David has been "Africanized" by DC Comics. His parents both died of HIV/AIDS while he and his brother were very young. They were kidnapped from the orphanage where they lived by General Keita, and press-ganged into his Army of the Dawn – a fictional militant group echoing the very real Lord's Resistance Army – as child soldiers. Both David and his brother showed an exceptional talent for taking lives, which saw them gain quick prominence in General Keita’s army as assassins. After an assassination attempt goes wrong (David and his brother are required to execute an entire village of women and children to get to the enemy general inside of it) and the brother is killed by General Keita, David escapes to a rescue center for former child soldiers before eventually making his way to the DRC police force.
As a series, Batwing is gripping and well-paced. Even though Batman himself is largely absent, the introduction of his African associate to the DC universe shouldn’t present any challenges to comic book fans. It was a bold move by DC Comics to introduce an entirely separate series on an “African Batman,” given the suspicion which Western popular culture evokes in certain parts of the continent. We all have the exploitative and reductive portrayal of Africa in the West to thank for that.

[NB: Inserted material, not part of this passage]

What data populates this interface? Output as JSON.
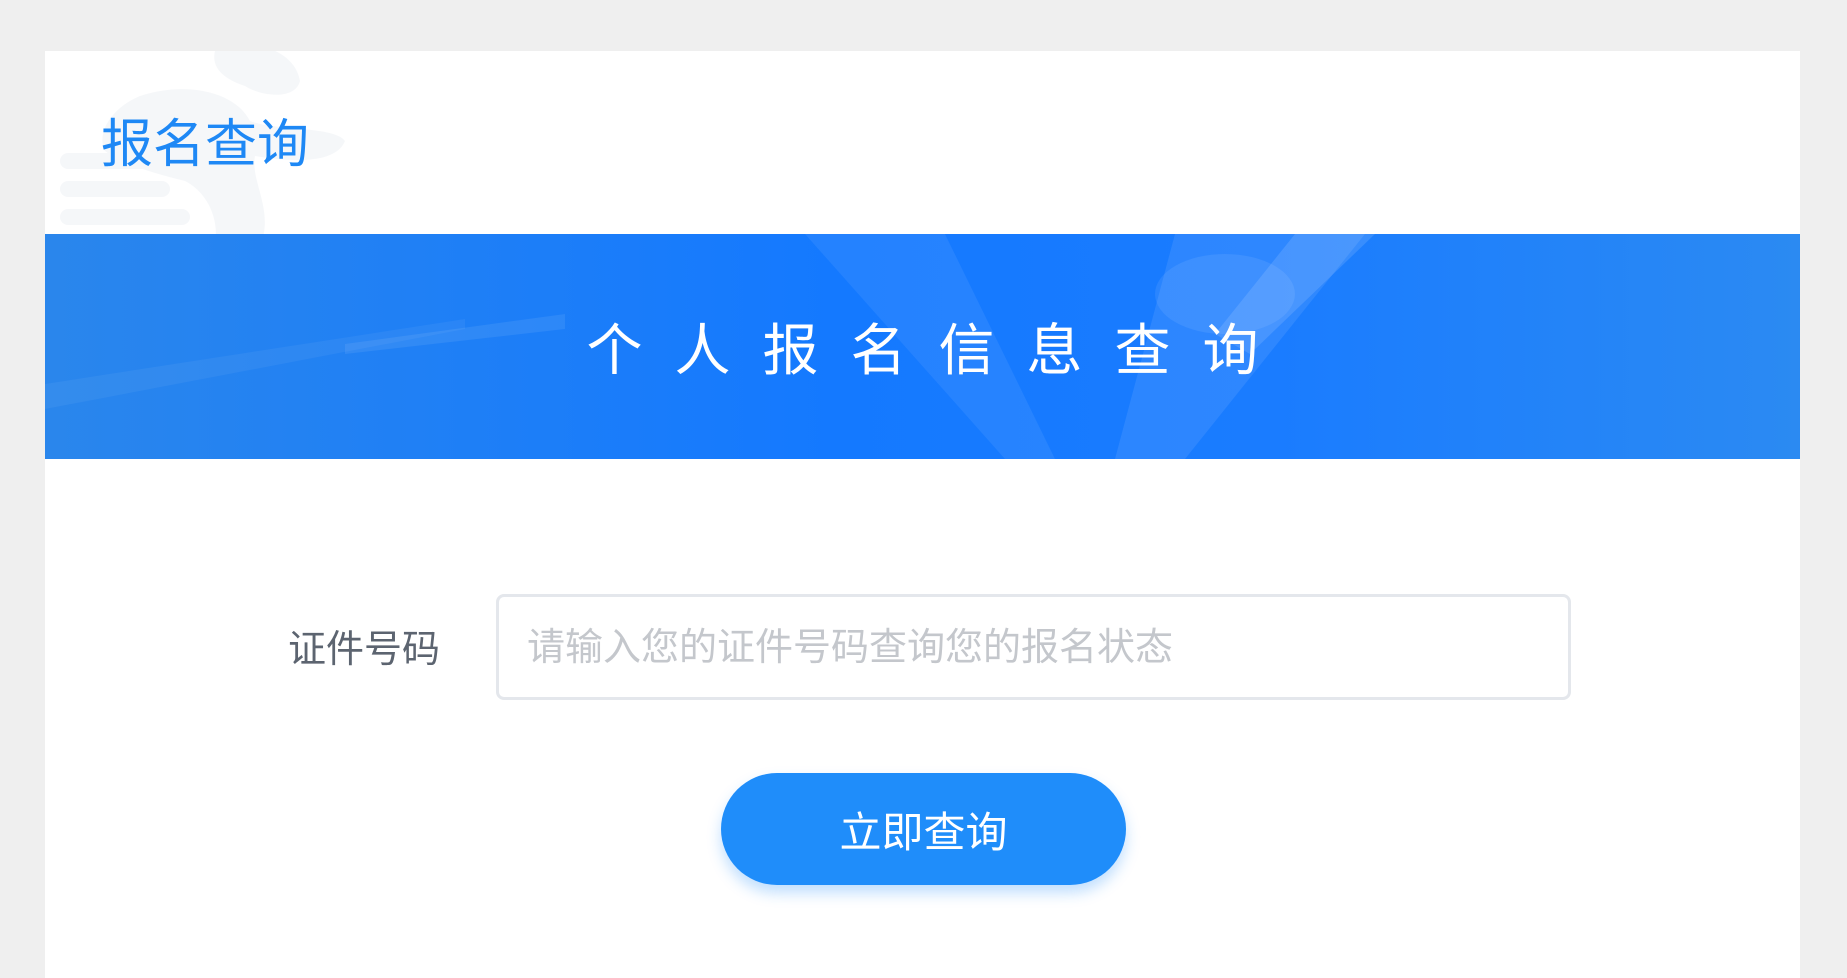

The tradition goes back years: Joseph Conrad’s novella Heart of Darkness portrays ivory trader Mr Kurtz as a Dionysian genius who lives as a demigod among simple natives in the Congo. Machine Gun Preacher opened in South African theatres a few weeks back, leaving a distinctly bitter taste in African mouths. Once again a saintly Westerner has ridden in from the dust to save bloodthirsty Africans from themselves.